Oleh: Roma Kyo Kae Saniro
(Dosen Prodi Sastra Indonesia, Fakultas Ilmu Budaya, Universitas Andalas)
Stereotip yang selalu dilekatkan kepada perempuan adalah sumur, kasur, dan dapur. Terlebih lagi pada masa kolonial. Perempuan mendapat berbagai ketidakadilan. Namun, lahirnya sosok perempuan tangguh di Indonesia berusaha meruntuhkan berbagai anggapan tersebut. Salah satunya adalah Rangkayo Rasuna Said yang lahir di Maninjau, Agam, Sumatera Barat, 14 September 1910. Perempuan yang akrab dipanggil Rasuna Said ini adalah seorang perempuan yang secara tidak langsung berkontribusi untuk persamaan hak yang semestinya didapatkan perempuan. Pada masa itu, pergulatan dengan istilah feminis belum tercetus atau belum dikenal di Indonesia. Namun, berbagai gerakan yang secara tidak langsung Rasuna lakukan menunjukkan adanya perjuangan yang dilakukan perempuan untuk mendapatkan persamaan hak antara perempuan dan laki-laki.

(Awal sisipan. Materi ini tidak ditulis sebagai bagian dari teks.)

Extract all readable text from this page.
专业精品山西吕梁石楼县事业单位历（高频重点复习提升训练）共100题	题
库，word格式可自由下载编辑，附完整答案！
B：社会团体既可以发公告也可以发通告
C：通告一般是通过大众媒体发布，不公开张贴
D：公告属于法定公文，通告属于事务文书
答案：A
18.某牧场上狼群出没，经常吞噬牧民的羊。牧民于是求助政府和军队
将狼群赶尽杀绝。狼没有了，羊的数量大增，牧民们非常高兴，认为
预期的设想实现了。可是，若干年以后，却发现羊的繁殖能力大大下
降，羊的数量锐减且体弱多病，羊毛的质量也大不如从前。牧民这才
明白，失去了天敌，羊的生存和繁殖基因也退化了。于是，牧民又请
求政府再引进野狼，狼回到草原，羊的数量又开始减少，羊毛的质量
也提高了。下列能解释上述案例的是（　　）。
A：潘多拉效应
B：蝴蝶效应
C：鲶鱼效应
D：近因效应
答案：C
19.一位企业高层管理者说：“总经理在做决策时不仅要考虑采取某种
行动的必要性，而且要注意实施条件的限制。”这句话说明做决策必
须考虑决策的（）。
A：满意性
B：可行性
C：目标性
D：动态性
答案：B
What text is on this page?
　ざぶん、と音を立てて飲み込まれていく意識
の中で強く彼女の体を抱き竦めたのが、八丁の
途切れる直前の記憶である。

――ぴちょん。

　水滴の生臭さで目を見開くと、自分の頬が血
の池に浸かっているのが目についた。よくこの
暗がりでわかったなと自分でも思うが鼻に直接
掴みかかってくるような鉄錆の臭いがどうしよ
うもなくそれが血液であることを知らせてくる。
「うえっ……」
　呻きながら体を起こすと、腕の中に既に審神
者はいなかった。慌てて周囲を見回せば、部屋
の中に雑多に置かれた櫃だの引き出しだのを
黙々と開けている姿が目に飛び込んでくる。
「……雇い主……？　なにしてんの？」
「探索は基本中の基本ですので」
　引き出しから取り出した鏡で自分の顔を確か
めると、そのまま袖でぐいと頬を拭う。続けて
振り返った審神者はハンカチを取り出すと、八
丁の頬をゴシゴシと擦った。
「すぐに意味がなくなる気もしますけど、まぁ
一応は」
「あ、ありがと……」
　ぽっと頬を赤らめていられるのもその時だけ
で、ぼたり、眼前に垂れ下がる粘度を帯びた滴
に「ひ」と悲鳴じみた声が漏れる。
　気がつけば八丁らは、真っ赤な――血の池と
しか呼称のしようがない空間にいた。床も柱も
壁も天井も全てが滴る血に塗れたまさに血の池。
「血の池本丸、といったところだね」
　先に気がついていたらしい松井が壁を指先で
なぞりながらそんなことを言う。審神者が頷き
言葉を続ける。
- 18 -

Sama seperti Kartini, ia memperjuangkan berbagai persamaan hak laki-laki dan perempuan. Tulisan ini akan membawa ingatan kembali kepada Rasuna sebagai pahlawan perempuan Indonesia. Sebagai seorang pahlawan, sejarah kehidupan Rasuna Said patut untuk ditelisik lebih mendalam. Ia merupakan keturunan bangsawan Minangkabau. Sebagai perempuan bangsawan, Rasuna sebenarnya terkungkung oleh berbagai sistem yang membuatnya harus berperilaku seperti seorang bangsawan yang memiliki harga diri tinggi di masyarakat. Namun, hal itu tidak dilakukannya. Perjuangan Rasuna mungkin berasal dari ayahnya, Muhamad Said, seorang saudagar asli Minangkabau dan bekas aktivis pergerakan. Seperti peribahasa yang mengungkapkan bahwa buah jatuh tak jauh dari pohonnya, semangat perjuangan sang ayah ternyata mengalir kepada Rasuna.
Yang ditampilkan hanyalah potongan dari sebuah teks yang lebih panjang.